When examining a log line to determine what section it should be assigned, the report engine answers the following questions (and more):
- Is this a web page request, loading directly in a browser?
- Is this is a search query for stock images, research, or e-commerce?
- Is this a request for visual media such as graphics, PDFs, or other media?
- Were all requests to this domain always blocked?
If a log line does not fit into one of those questions above, it is discarded. The remaining log lines are grouped into Sections that can be used in the Logline Viewer as well as Report Layouts in Usage reports. See below for a brief description of how the report engine does this classifying.
Mimetypes and Extensions
The report engine considers the request mimetype to be of prime significance. When the web server does not forward a correct mimetype, the URL is parsed to extract any file extension that may be present.
The query parameter of URL is parsed to determine if this is a user-generated search term.
The methods of most interest are GET, POST and CONNECT. The methods primarily used for API-based communications are not saved in the report database.
The 200 series Success status code is naturally of greatest interest.
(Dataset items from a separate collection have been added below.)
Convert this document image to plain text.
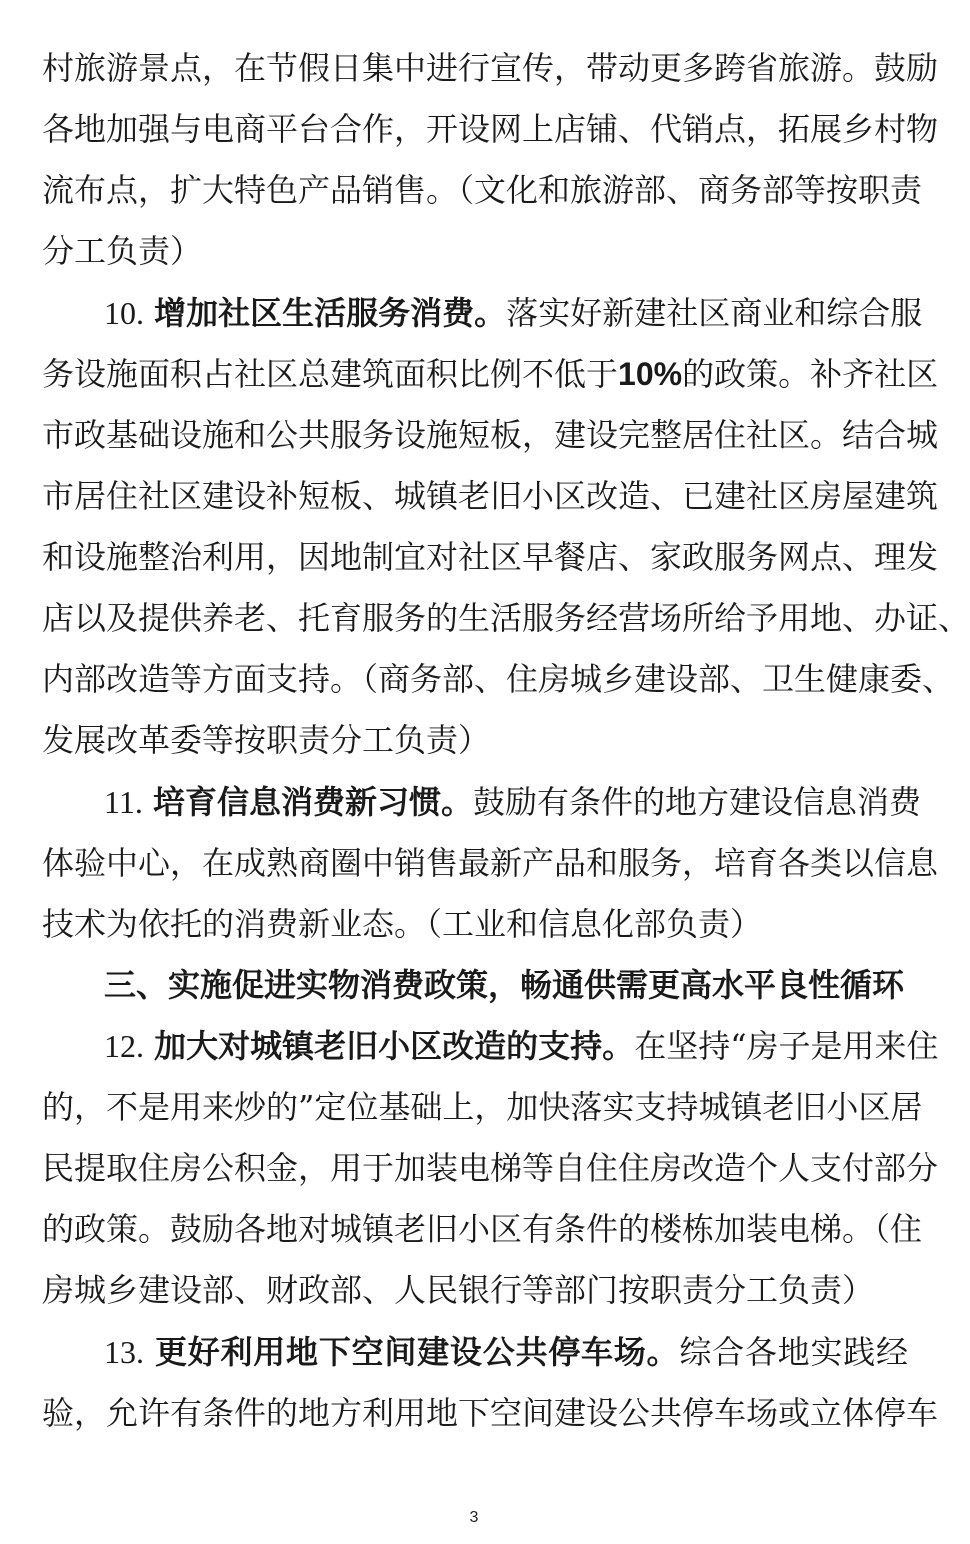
村旅游景点，在节假日集中进行宣传，带动更多跨省旅游。鼓励
各地加强与电商平台合作，开设网上店铺、代销点，拓展乡村物
流布点，扩大特色产品销售。（文化和旅游部、商务部等按职责
分工负责）
10. 增加社区生活服务消费。落实好新建社区商业和综合服
务设施面积占社区总建筑面积比例不低于10%的政策。补齐社区
市政基础设施和公共服务设施短板，建设完整居住社区。结合城
市居住社区建设补短板、城镇老旧小区改造、已建社区房屋建筑
和设施整治利用，因地制宜对社区早餐店、家政服务网点、理发
店以及提供养老、托育服务的生活服务经营场所给予用地、办证、
内部改造等方面支持。（商务部、住房城乡建设部、卫生健康委、
发展改革委等按职责分工负责）
11. 培育信息消费新习惯。鼓励有条件的地方建设信息消费
体验中心，在成熟商圈中销售最新产品和服务，培育各类以信息
技术为依托的消费新业态。（工业和信息化部负责）
三、实施促进实物消费政策，畅通供需更高水平良性循环
12. 加大对城镇老旧小区改造的支持。在坚持“房子是用来住
的，不是用来炒的”定位基础上，加快落实支持城镇老旧小区居
民提取住房公积金，用于加装电梯等自住住房改造个人支付部分
的政策。鼓励各地对城镇老旧小区有条件的楼栋加装电梯。（住
房城乡建设部、财政部、人民银行等部门按职责分工负责）
13. 更好利用地下空间建设公共停车场。综合各地实践经
验，允许有条件的地方利用地下空间建设公共停车场或立体停车
3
The 300 series Redirection status codes, 400 series Client Error status codes, and 500 series Server Error status codes aren't saved in the report database.
Response Body Size
When the response body is small, the request is considered to be of little reporting value and is not saved into the report database. Small response bodies typically indicate heartbeat traffic or keep-alive pings, etc.
Domain / URL Patterns
Finally, the URL is parsed into its component pieces and further checked for unwanted patterns. Requests that match these patterns are not saved into the report database. Network administrators can use Logline Filters to extend this feature.